I've been on the lookout for a battery saw that I already have batteries for (or can adapt over to), but either price or push-oiler single-stud-bar crappiness has scared me off of every candidate on the market right now. The strongest contenders are AEG's 18v AEG-branded saw and TTI's 18v Milwaukee-branded 16" one, I guess. They both have automatic (nonadjustable) oilers and two bar studs, at least.

If I was already on the flexvolt battery platform, I'd be looking hard at their stuff.

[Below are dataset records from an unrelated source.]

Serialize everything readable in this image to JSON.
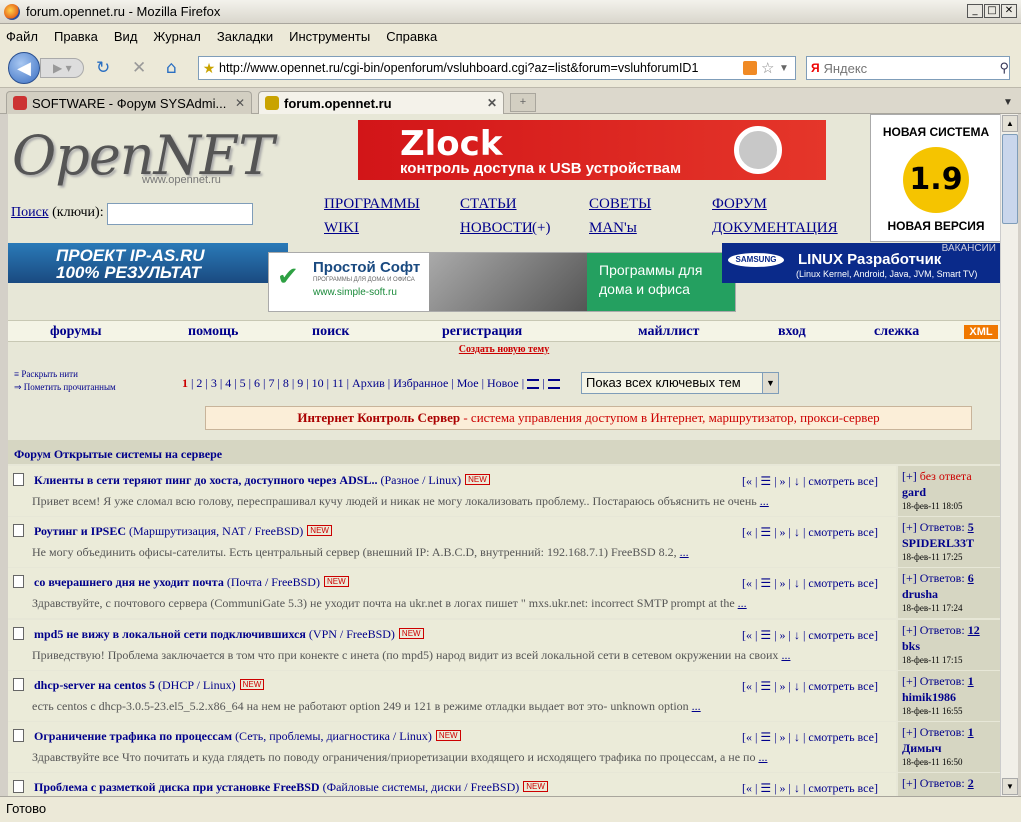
{
  "window": {
    "title": "forum.opennet.ru - Mozilla Firefox"
  },
  "menu": [
    "Файл",
    "Правка",
    "Вид",
    "Журнал",
    "Закладки",
    "Инструменты",
    "Справка"
  ],
  "nav": {
    "url": "http://www.opennet.ru/cgi-bin/openforum/vsluhboard.cgi?az=list&forum=vsluhforumID1",
    "search_placeholder": "Яндекс",
    "search_engine": "Я"
  },
  "tabs": [
    {
      "label": "SOFTWARE - Форум SYSAdmi..."
    },
    {
      "label": "forum.opennet.ru"
    }
  ],
  "status": "Готово",
  "site": {
    "logo": "OpenNET",
    "logo_sub": "www.opennet.ru",
    "banner_zlock": {
      "title": "Zlock",
      "subtitle": "контроль доступа к USB устройствам"
    },
    "banner_version": {
      "top": "НОВАЯ СИСТЕМА",
      "ver": "1.9",
      "bottom": "НОВАЯ ВЕРСИЯ"
    },
    "search_label": "Поиск",
    "search_suffix": "(ключи):",
    "links": [
      "ПРОГРАММЫ",
      "СТАТЬИ",
      "СОВЕТЫ",
      "ФОРУМ",
      "WIKI",
      "НОВОСТИ",
      "(+)",
      "MAN'ы",
      "ДОКУМЕНТАЦИЯ"
    ],
    "banner_ipas": {
      "line1": "ПРОЕКТ IP-AS.RU",
      "line2": "100% РЕЗУЛЬТАТ"
    },
    "banner_simple": {
      "title": "Простой Софт",
      "sub": "ПРОГРАММЫ ДЛЯ ДОМА И ОФИСА",
      "url": "www.simple-soft.ru",
      "right": "Программы для дома и офиса"
    },
    "banner_samsung": {
      "vac": "ВАКАНСИИ",
      "brand": "SAMSUNG",
      "title": "LINUX Разработчик",
      "sub": "(Linux Kernel, Android, Java, JVM, Smart TV)"
    },
    "mainnav": [
      "форумы",
      "помощь",
      "поиск",
      "регистрация",
      "майллист",
      "вход",
      "слежка"
    ],
    "xml": "XML",
    "new_topic": "Создать новую тему",
    "side_links": [
      "Раскрыть нити",
      "Пометить прочитанным"
    ],
    "pages": [
      "1",
      "2",
      "3",
      "4",
      "5",
      "6",
      "7",
      "8",
      "9",
      "10",
      "11"
    ],
    "page_links": [
      "Архив",
      "Избранное",
      "Мое",
      "Новое"
    ],
    "kw_select": "Показ всех ключевых тем",
    "ad": {
      "bold": "Интернет Контроль Сервер",
      "rest": " - система управления доступом в Интернет, маршрутизатор, прокси-сервер"
    },
    "forum_head": "Форум Открытые системы на сервере",
    "topic_controls": "[« | ☰ | » | ↓ | смотреть все]",
    "new_label": "NEW",
    "topics": [
      {
        "title": "Клиенты в сети теряют пинг до хоста, доступного через ADSL..",
        "cat": "(Разное / Linux)",
        "snippet": "Привет всем! Я уже сломал всю голову, переспрашивал кучу людей и никак не могу локализовать проблему.. Постараюсь объяснить не очень",
        "status": "[+]",
        "status2": "без ответа",
        "count": "",
        "user": "gard",
        "date": "18-фев-11 18:05"
      },
      {
        "title": "Роутинг и IPSEC",
        "cat": "(Маршрутизация, NAT / FreeBSD)",
        "snippet": "Не могу объединить офисы-сателиты. Есть центральный сервер (внешний IP: A.B.C.D, внутренний: 192.168.7.1) FreeBSD 8.2,",
        "status": "[+]",
        "status2": "Ответов:",
        "count": "5",
        "user": "SPIDERL33T",
        "date": "18-фев-11 17:25"
      },
      {
        "title": "со вчерашнего дня не уходит почта",
        "cat": "(Почта / FreeBSD)",
        "snippet": "Здравствуйте, с почтового сервера (CommuniGate 5.3) не уходит почта на ukr.net в логах пишет \" mxs.ukr.net: incorrect SMTP prompt at the",
        "status": "[+]",
        "status2": "Ответов:",
        "count": "6",
        "user": "drusha",
        "date": "18-фев-11 17:24"
      },
      {
        "title": "mpd5 не вижу в локальной сети подключившихся",
        "cat": "(VPN / FreeBSD)",
        "snippet": "Приведствую! Проблема заключается в том что при конекте с инета (по mpd5) народ видит из всей локальной сети в сетевом окружении на своих",
        "status": "[+]",
        "status2": "Ответов:",
        "count": "12",
        "user": "bks",
        "date": "18-фев-11 17:15"
      },
      {
        "title": "dhcp-server на centos 5",
        "cat": "(DHCP / Linux)",
        "snippet": "есть centos с dhcp-3.0.5-23.el5_5.2.x86_64 на нем не работают option 249 и 121 в режиме отладки выдает вот это- unknown option",
        "status": "[+]",
        "status2": "Ответов:",
        "count": "1",
        "user": "himik1986",
        "date": "18-фев-11 16:55"
      },
      {
        "title": "Ограничение трафика по процессам",
        "cat": "(Сеть, проблемы, диагностика / Linux)",
        "snippet": "Здравствуйте все Что почитать и куда глядеть по поводу ограничения/приоретизации входящего и исходящего трафика по процессам, а не по",
        "status": "[+]",
        "status2": "Ответов:",
        "count": "1",
        "user": "Димыч",
        "date": "18-фев-11 16:50"
      },
      {
        "title": "Проблема с разметкой диска при установке FreeBSD",
        "cat": "(Файловые системы, диски / FreeBSD)",
        "snippet": "",
        "status": "[+]",
        "status2": "Ответов:",
        "count": "2",
        "user": "",
        "date": ""
      }
    ]
  }
}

I have the same things holding me back, plus it would be hard to justify another saw when I have three working ones and one dead one!
 

EbS-P

Minister of Fire
Jan 19, 2019
1,204
SE North Carolina
I have an ego battery leaf blower and just yesterday almost bought an ego chain saw for 100$ on eBay. I decided not too after thinking how convenience will probably mean I will use it more often without appropriate PPE. “Oh I just have these two little limbs let me get the battery saw out real quick”. Leaving all the PPE behind because before I’d just grab the hand saw. Not to mention the chain gauge was different than my other 3/8 LP saw. You still have top up the bar oil cause you know it leaked all out since the last quick job. So the only difference is some two cycle gas.
My argument is totally different if I/you/someone else doesn’t have any other 2 cycle equipment. Battery all the way baby.
I am going to buy a half decent hand pruning saw and stop looking at battery chainsaws. Now battery reciprocal
saws for little jobs are great. That's what I use if a piece of firewood is too long.